Please note that tax, investment, pension and ISA rules can change and the information and any views contained in this article may now be inaccurate.

Margins are getting squeezed and trading down boost might not be strong enough
Thursday 29 Sep 2022 Author: Dan Coatsworth

The slump in the pound has been the big talking point for investors over the past week thanks to the market’s negative response to the new UK Government’s mini-Budget.

All those experts who had been banging the drum that UK equities were cheap may now be sitting with their head in their hands, as shares in many domestic-facing companies have become even cheaper.

Unfortunately, we’re in a situation where high inflation is proving stickier than expected, which means the Bank of England is going to have to keep on raising interest rates. Making matters worse is the fact the slump in the pound itself will fuel more inflation, as it becomes even more expensive to buy in goods and services from overseas.

Consumers will be watching every penny and businesses will be questioning their ability to fulfil short to medium-term growth plans.

Nick Clay, manager of the Redwheel Global Equity Income Fund (BMBQMY8), suggests one of the most vulnerable parts of the market could be discount retailers – precisely the type of business you might expect to thrive in tougher times such as now.

In theory, consumers under financial pressure will trade down from more expensive retailers to cheaper shops. For example, the head of discount grocery store Aldi told the BBC that people were switching to its stores ‘in droves’ as they prioritise value.

Clay doesn’t think it is that clear-cut. We’ve had two decades of cheap debt and disinflation which has enabled various low margin businesses to thrive. The surge in the cost of living and interest rates now provides a shock to their system.

‘You cannot underestimate the importance of the change in backdrop we now face,’ says Clay. ‘Target in the US and the likes of Wilko in the UK, they’re basically saying they cannot put prices up for the consumer because the whole point of their business model is to do everything cheaply.
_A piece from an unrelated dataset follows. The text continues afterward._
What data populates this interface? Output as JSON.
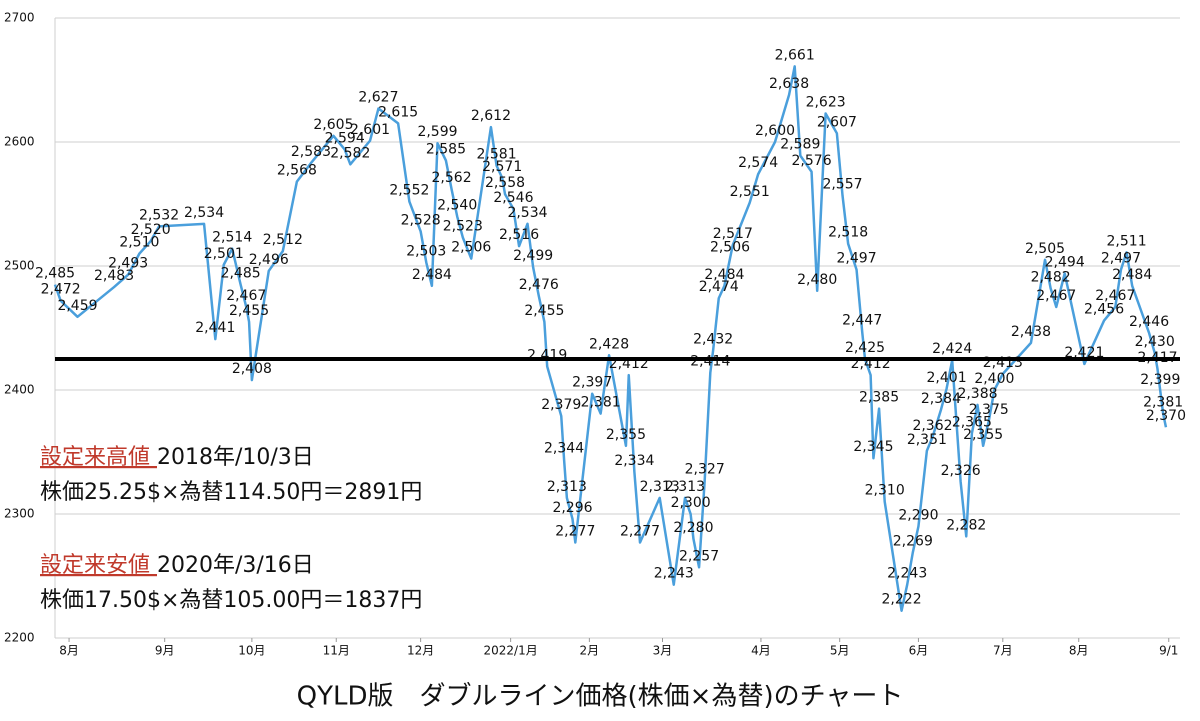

Therefore, they’re having to take the pain and the hit of cost inflation in their margins. The problem is that most of these businesses are low margin in the first place.’

The challenge for these types of companies is to ensure that sales volumes remain high, which one might expect to be helped by consumers seeking to trade down from elsewhere. ‘Unfortunately, trading down isn’t pushing up revenue fast enough to offset the fact that the cost base is increasing so margins are getting hit,’ observes Clay.
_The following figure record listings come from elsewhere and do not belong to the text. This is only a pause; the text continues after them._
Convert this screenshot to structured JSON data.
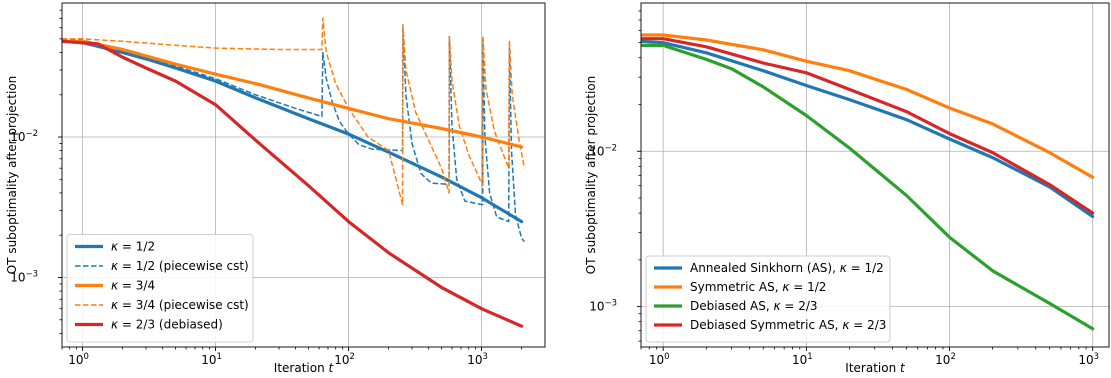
{
  "chart_data": [
    {
      "type": "line",
      "xscale": "log",
      "yscale": "log",
      "xlim": [
        0.7,
        3000
      ],
      "ylim": [
        0.00032,
        0.09
      ],
      "xlabel": "Iteration",
      "xlabel_var": "t",
      "ylabel": "OT suboptimality after projection",
      "grid": true,
      "legend_position": "lower-left",
      "xticks": [
        {
          "v": 1,
          "b": "10",
          "e": "0"
        },
        {
          "v": 10,
          "b": "10",
          "e": "1"
        },
        {
          "v": 100,
          "b": "10",
          "e": "2"
        },
        {
          "v": 1000,
          "b": "10",
          "e": "3"
        }
      ],
      "yticks": [
        {
          "v": 0.001,
          "b": "10",
          "e": "−3"
        },
        {
          "v": 0.01,
          "b": "10",
          "e": "−2"
        }
      ],
      "series": [
        {
          "name_math": "κ",
          "name_rest": " = 1/2",
          "color": "#1f77b4",
          "style": "solid",
          "points": [
            [
              0.7,
              0.048
            ],
            [
              1,
              0.047
            ],
            [
              2,
              0.04
            ],
            [
              3,
              0.036
            ],
            [
              5,
              0.031
            ],
            [
              10,
              0.025
            ],
            [
              20,
              0.019
            ],
            [
              50,
              0.0135
            ],
            [
              100,
              0.0105
            ],
            [
              200,
              0.0078
            ],
            [
              500,
              0.0052
            ],
            [
              1000,
              0.0037
            ],
            [
              2000,
              0.0025
            ]
          ]
        },
        {
          "name_math": "κ",
          "name_rest": " = 1/2 (piecewise cst)",
          "color": "#1f77b4",
          "style": "dashed",
          "points": [
            [
              0.7,
              0.05
            ],
            [
              1,
              0.049
            ],
            [
              2,
              0.042
            ],
            [
              3,
              0.037
            ],
            [
              5,
              0.032
            ],
            [
              10,
              0.026
            ],
            [
              20,
              0.02
            ],
            [
              40,
              0.016
            ],
            [
              63,
              0.014
            ],
            [
              64,
              0.04
            ],
            [
              68,
              0.026
            ],
            [
              75,
              0.018
            ],
            [
              85,
              0.013
            ],
            [
              100,
              0.0105
            ],
            [
              120,
              0.0088
            ],
            [
              150,
              0.0082
            ],
            [
              255,
              0.008
            ],
            [
              256,
              0.06
            ],
            [
              270,
              0.02
            ],
            [
              300,
              0.009
            ],
            [
              350,
              0.0055
            ],
            [
              420,
              0.0047
            ],
            [
              570,
              0.0046
            ],
            [
              572,
              0.052
            ],
            [
              600,
              0.012
            ],
            [
              650,
              0.005
            ],
            [
              750,
              0.0035
            ],
            [
              1020,
              0.0033
            ],
            [
              1024,
              0.05
            ],
            [
              1060,
              0.01
            ],
            [
              1150,
              0.004
            ],
            [
              1300,
              0.0027
            ],
            [
              1600,
              0.0025
            ],
            [
              1620,
              0.043
            ],
            [
              1680,
              0.008
            ],
            [
              1800,
              0.0028
            ],
            [
              2000,
              0.0019
            ],
            [
              2100,
              0.0018
            ]
          ]
        },
        {
          "name_math": "κ",
          "name_rest": " = 3/4",
          "color": "#ff7f0e",
          "style": "solid",
          "points": [
            [
              0.7,
              0.048
            ],
            [
              1,
              0.048
            ],
            [
              2,
              0.042
            ],
            [
              5,
              0.033
            ],
            [
              10,
              0.028
            ],
            [
              20,
              0.024
            ],
            [
              50,
              0.019
            ],
            [
              100,
              0.016
            ],
            [
              200,
              0.0135
            ],
            [
              500,
              0.0115
            ],
            [
              1000,
              0.01
            ],
            [
              2000,
              0.0085
            ]
          ]
        },
        {
          "name_math": "κ",
          "name_rest": " = 3/4 (piecewise cst)",
          "color": "#ff7f0e",
          "style": "dashed",
          "points": [
            [
              0.7,
              0.05
            ],
            [
              1,
              0.05
            ],
            [
              2,
              0.048
            ],
            [
              5,
              0.045
            ],
            [
              10,
              0.043
            ],
            [
              30,
              0.042
            ],
            [
              63,
              0.042
            ],
            [
              64,
              0.07
            ],
            [
              68,
              0.04
            ],
            [
              80,
              0.024
            ],
            [
              100,
              0.016
            ],
            [
              140,
              0.01
            ],
            [
              200,
              0.008
            ],
            [
              255,
              0.0033
            ],
            [
              256,
              0.063
            ],
            [
              270,
              0.03
            ],
            [
              320,
              0.015
            ],
            [
              400,
              0.0095
            ],
            [
              500,
              0.006
            ],
            [
              570,
              0.004
            ],
            [
              572,
              0.053
            ],
            [
              600,
              0.025
            ],
            [
              680,
              0.012
            ],
            [
              800,
              0.0075
            ],
            [
              1020,
              0.0045
            ],
            [
              1024,
              0.052
            ],
            [
              1080,
              0.022
            ],
            [
              1250,
              0.011
            ],
            [
              1600,
              0.006
            ],
            [
              1620,
              0.049
            ],
            [
              1700,
              0.02
            ],
            [
              1900,
              0.01
            ],
            [
              2100,
              0.006
            ]
          ]
        },
        {
          "name_math": "κ",
          "name_rest": " = 2/3 (debiased)",
          "color": "#d62728",
          "style": "solid",
          "points": [
            [
              0.7,
              0.048
            ],
            [
              1.3,
              0.046
            ],
            [
              2,
              0.037
            ],
            [
              3,
              0.031
            ],
            [
              5,
              0.025
            ],
            [
              10,
              0.017
            ],
            [
              20,
              0.0095
            ],
            [
              50,
              0.0045
            ],
            [
              100,
              0.0025
            ],
            [
              200,
              0.0015
            ],
            [
              500,
              0.00085
            ],
            [
              1000,
              0.0006
            ],
            [
              2000,
              0.00045
            ]
          ]
        }
      ]
    },
    {
      "type": "line",
      "xscale": "log",
      "yscale": "log",
      "xlim": [
        0.7,
        1300
      ],
      "ylim": [
        0.00055,
        0.09
      ],
      "xlabel": "Iteration",
      "xlabel_var": "t",
      "ylabel": "OT suboptimality after projection",
      "grid": true,
      "legend_position": "lower-left",
      "xticks": [
        {
          "v": 1,
          "b": "10",
          "e": "0"
        },
        {
          "v": 10,
          "b": "10",
          "e": "1"
        },
        {
          "v": 100,
          "b": "10",
          "e": "2"
        },
        {
          "v": 1000,
          "b": "10",
          "e": "3"
        }
      ],
      "yticks": [
        {
          "v": 0.001,
          "b": "10",
          "e": "−3"
        },
        {
          "v": 0.01,
          "b": "10",
          "e": "−2"
        }
      ],
      "series": [
        {
          "name_text": "Annealed Sinkhorn (AS), ",
          "name_math": "κ",
          "name_rest": " = 1/2",
          "color": "#1f77b4",
          "style": "solid",
          "points": [
            [
              0.7,
              0.051
            ],
            [
              1,
              0.05
            ],
            [
              2,
              0.043
            ],
            [
              5,
              0.033
            ],
            [
              10,
              0.0265
            ],
            [
              20,
              0.0215
            ],
            [
              50,
              0.016
            ],
            [
              100,
              0.012
            ],
            [
              200,
              0.0091
            ],
            [
              500,
              0.0059
            ],
            [
              1000,
              0.0038
            ]
          ]
        },
        {
          "name_text": "Symmetric AS, ",
          "name_math": "κ",
          "name_rest": " = 1/2",
          "color": "#ff7f0e",
          "style": "solid",
          "points": [
            [
              0.7,
              0.056
            ],
            [
              1,
              0.056
            ],
            [
              2,
              0.052
            ],
            [
              5,
              0.045
            ],
            [
              10,
              0.038
            ],
            [
              20,
              0.033
            ],
            [
              50,
              0.025
            ],
            [
              100,
              0.019
            ],
            [
              200,
              0.015
            ],
            [
              500,
              0.0098
            ],
            [
              1000,
              0.0068
            ]
          ]
        },
        {
          "name_text": "Debiased AS, ",
          "name_math": "κ",
          "name_rest": " = 2/3",
          "color": "#2ca02c",
          "style": "solid",
          "points": [
            [
              0.7,
              0.048
            ],
            [
              1,
              0.048
            ],
            [
              2,
              0.039
            ],
            [
              3,
              0.034
            ],
            [
              5,
              0.026
            ],
            [
              10,
              0.017
            ],
            [
              20,
              0.0105
            ],
            [
              50,
              0.0052
            ],
            [
              100,
              0.0028
            ],
            [
              200,
              0.0017
            ],
            [
              500,
              0.00105
            ],
            [
              1000,
              0.00072
            ]
          ]
        },
        {
          "name_text": "Debiased Symmetric AS, ",
          "name_math": "κ",
          "name_rest": " = 2/3",
          "color": "#d62728",
          "style": "solid",
          "points": [
            [
              0.7,
              0.053
            ],
            [
              1,
              0.053
            ],
            [
              2,
              0.047
            ],
            [
              5,
              0.037
            ],
            [
              10,
              0.032
            ],
            [
              20,
              0.025
            ],
            [
              50,
              0.018
            ],
            [
              100,
              0.013
            ],
            [
              200,
              0.0098
            ],
            [
              500,
              0.0061
            ],
            [
              1000,
              0.004
            ]
          ]
        }
      ]
    }
  ]
}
For example, Target’s (TGT:NYSE) second quarter operating income margin slumped from 9.8% to 1.2% in 2022, year-on-year. In the six months to 28 February 2022, ASOS (ASC) had gross margins of 43.1% which sounds impressive, but an already-tiny operating profit margin in the region of 6% in 2021 disappeared completely this year.

B&M European Value Retail (BME) is considered one of the cheapest places to buy everyday goods in the UK, but it warned four months ago that its earnings could fall this year as customers shied away from higher margin big ticket items at its stores, in favour of food and smaller consumer goods.